Both bacterial and fungal rots attack cacti. Often by the time you can see rot symptoms, they've spread too far for pruning to save the cactus plant. If the bottom of the cactus is rotten but the top is still green, cut off the top well above the discolored base. Check to see if the top has any discoloration or browning inside. If it does, continue to cut pieces off until the tissue is clean, and dust the wound with bleach-containing scouring powder. Disinfect your tools with rubbing alcohol or a solution of 1 part household bleach to 10 parts water before pruning, between each pruning cut and again when you finish. Allow the wound to heal and reroot the top. If there are pockets of rot along the stem, carve out the diseased tissue, and then clean the wound with the bleach solution and let the tissue heal over. Use the same tool-cleaning precautions. Discard all infected plant parts.
If frost-tender cacti experience a hard freeze, the damage usually depends on the size of the plant and the length and severity of the cold exposure. Small plants are usually killed outright. Larger plants may experience partial die-back. Don't prune the damage until several days, or for large plants, weeks have passed so you can be sure of the extent of the damaged tissue. Take off dead or rotten portions, again inspecting the internal tissue and making cuts until all discoloration is gone. If rot sets in, prune the plant immediately, using clean tools.

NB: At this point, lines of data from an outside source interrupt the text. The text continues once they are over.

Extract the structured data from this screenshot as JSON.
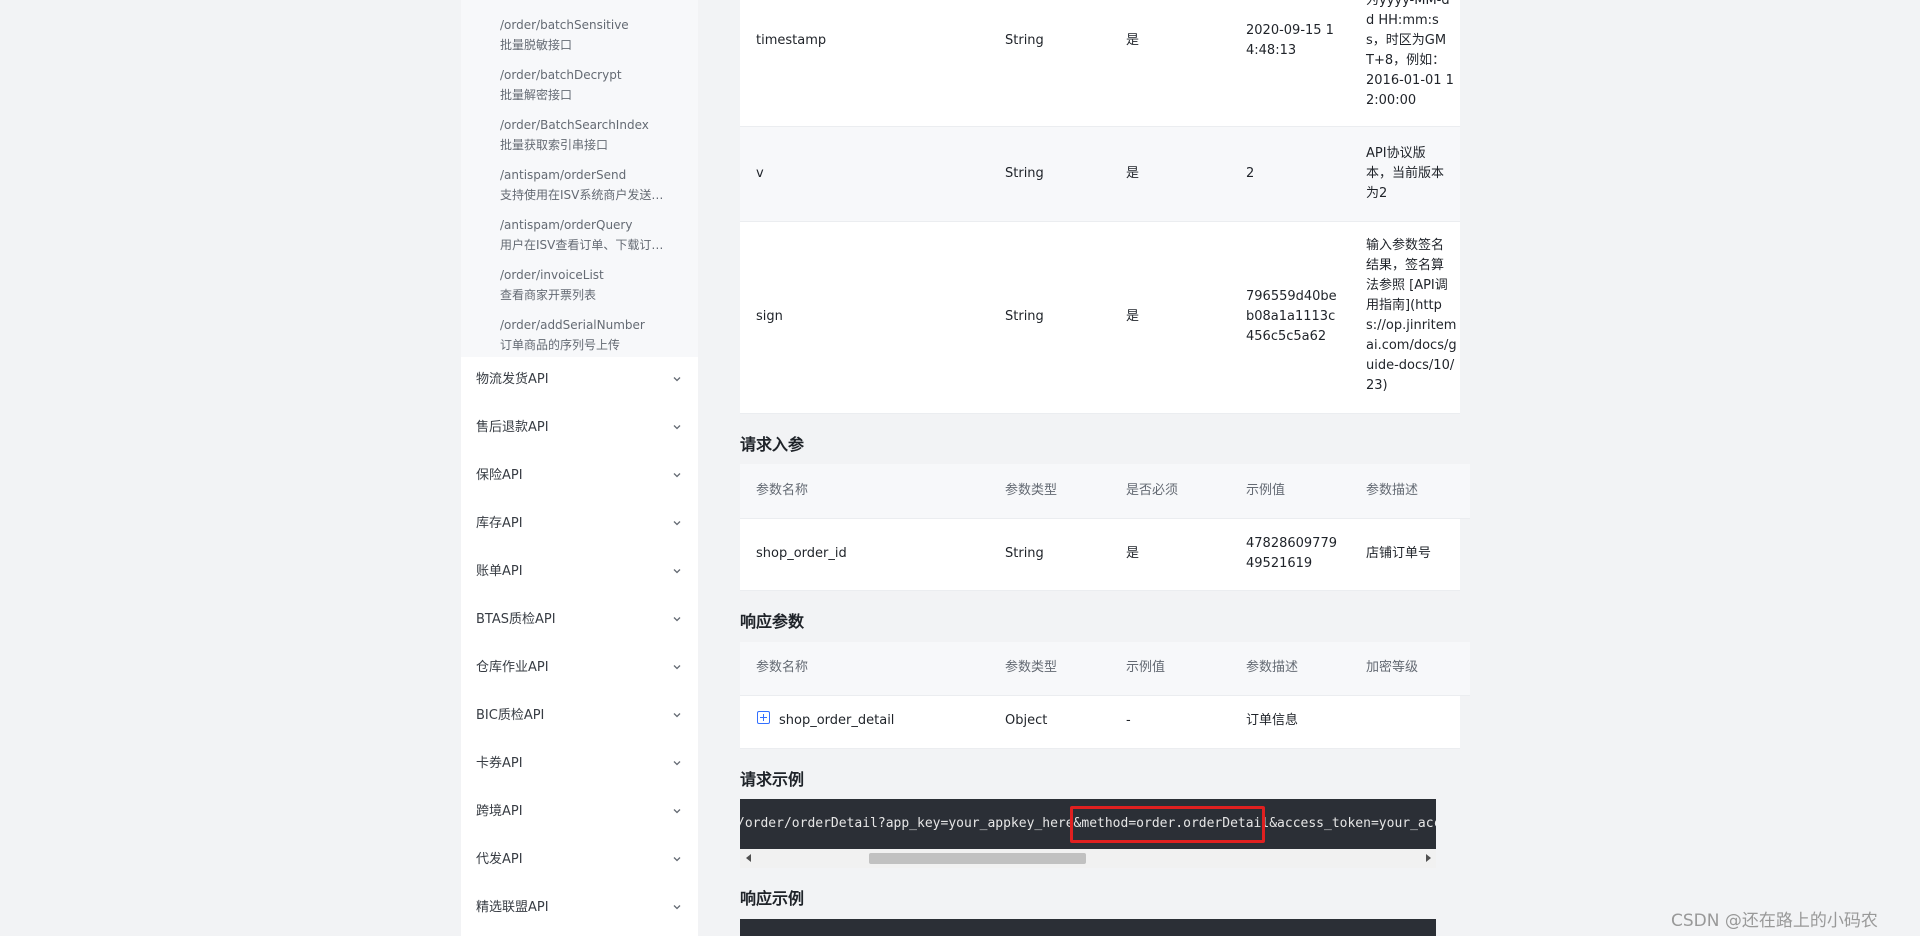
{
  "sidebar": {
    "sub_items": [
      {
        "path": "/order/batchSensitive",
        "desc": "批量脱敏接口"
      },
      {
        "path": "/order/batchDecrypt",
        "desc": "批量解密接口"
      },
      {
        "path": "/order/BatchSearchIndex",
        "desc": "批量获取索引串接口"
      },
      {
        "path": "/antispam/orderSend",
        "desc": "支持使用在ISV系统商户发送（..."
      },
      {
        "path": "/antispam/orderQuery",
        "desc": "用户在ISV查看订单、下载订单..."
      },
      {
        "path": "/order/invoiceList",
        "desc": "查看商家开票列表"
      },
      {
        "path": "/order/addSerialNumber",
        "desc": "订单商品的序列号上传"
      }
    ],
    "categories": [
      {
        "label": "物流发货API"
      },
      {
        "label": "售后退款API"
      },
      {
        "label": "保险API"
      },
      {
        "label": "库存API"
      },
      {
        "label": "账单API"
      },
      {
        "label": "BTAS质检API"
      },
      {
        "label": "仓库作业API"
      },
      {
        "label": "BIC质检API"
      },
      {
        "label": "卡券API"
      },
      {
        "label": "跨境API"
      },
      {
        "label": "代发API"
      },
      {
        "label": "精选联盟API"
      }
    ]
  },
  "common_params": {
    "rows": [
      {
        "name": "timestamp",
        "type": "String",
        "required": "是",
        "example_lines": [
          "2020-09-15 1",
          "4:48:13"
        ],
        "desc_lines": [
          "为yyyy-MM-d",
          "d HH:mm:s",
          "s，时区为GM",
          "T+8，例如：",
          "2016-01-01 1",
          "2:00:00"
        ]
      },
      {
        "name": "v",
        "type": "String",
        "required": "是",
        "example_lines": [
          "2"
        ],
        "desc_lines": [
          "API协议版",
          "本，当前版本",
          "为2"
        ]
      },
      {
        "name": "sign",
        "type": "String",
        "required": "是",
        "example_lines": [
          "796559d40be",
          "b08a1a1113c",
          "456c5c5a62"
        ],
        "desc_lines": [
          "输入参数签名",
          "结果，签名算",
          "法参照 [API调",
          "用指南](http",
          "s://op.jinritem",
          "ai.com/docs/g",
          "uide-docs/10/",
          "23)"
        ]
      }
    ]
  },
  "request_params": {
    "title": "请求入参",
    "headers": [
      "参数名称",
      "参数类型",
      "是否必须",
      "示例值",
      "参数描述"
    ],
    "rows": [
      {
        "name": "shop_order_id",
        "type": "String",
        "required": "是",
        "example_lines": [
          "47828609779",
          "49521619"
        ],
        "desc": "店铺订单号"
      }
    ]
  },
  "response_params": {
    "title": "响应参数",
    "headers": [
      "参数名称",
      "参数类型",
      "示例值",
      "参数描述",
      "加密等级"
    ],
    "rows": [
      {
        "name": "shop_order_detail",
        "type": "Object",
        "example": "-",
        "desc": "订单信息",
        "level": ""
      }
    ]
  },
  "request_example": {
    "title": "请求示例",
    "code": "/order/orderDetail?app_key=your_appkey_here&method=order.orderDetail&access_token=your_acce"
  },
  "response_example": {
    "title": "响应示例"
  },
  "watermark": "CSDN @还在路上的小码农",
  "colors": {
    "highlight": "#e02020",
    "code_bg": "#2b2f36",
    "link": "#3370ff"
  }
}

Sometimes insect infestations such as mealybugs, scale insects or internal borers become so serious that it's better to cut off and discard the affected areas. For mealybugs, remove affected areas from the cactus when wind isn't blowing so the tiny eggs and crawler stages don't get blown onto uninfected plants. The South American cactus moth (Cactoblastis cactorum) has brightly colored orange and black caterpillars that bore into plant pads. Used in Australia to control invasive prickly pears, it is spreading as a pest to North America. The moth threatens rare and endangered native American prickly pears (Opuntia engelmannii), which grow in U.S. Department of Agriculture plant hardiness zones 8 to 11. Be watchful for infections, and remove and discard pads with egg cases or larvae.
Inexperienced cactus growers often don't give plants enough light, and the new growth stretches out abnormally and becomes etiolated -- what should be a pad looks like a green bean, and a formerly cylindrical cactus develops a needle-nose top. To resurrect proper, healthy growth, prune any pale, skinny growth back to normal-looking areas. Gradually, over the course of a couple of weeks, accustom the plant to brighter light levels where it will eventually put out new, normal growth.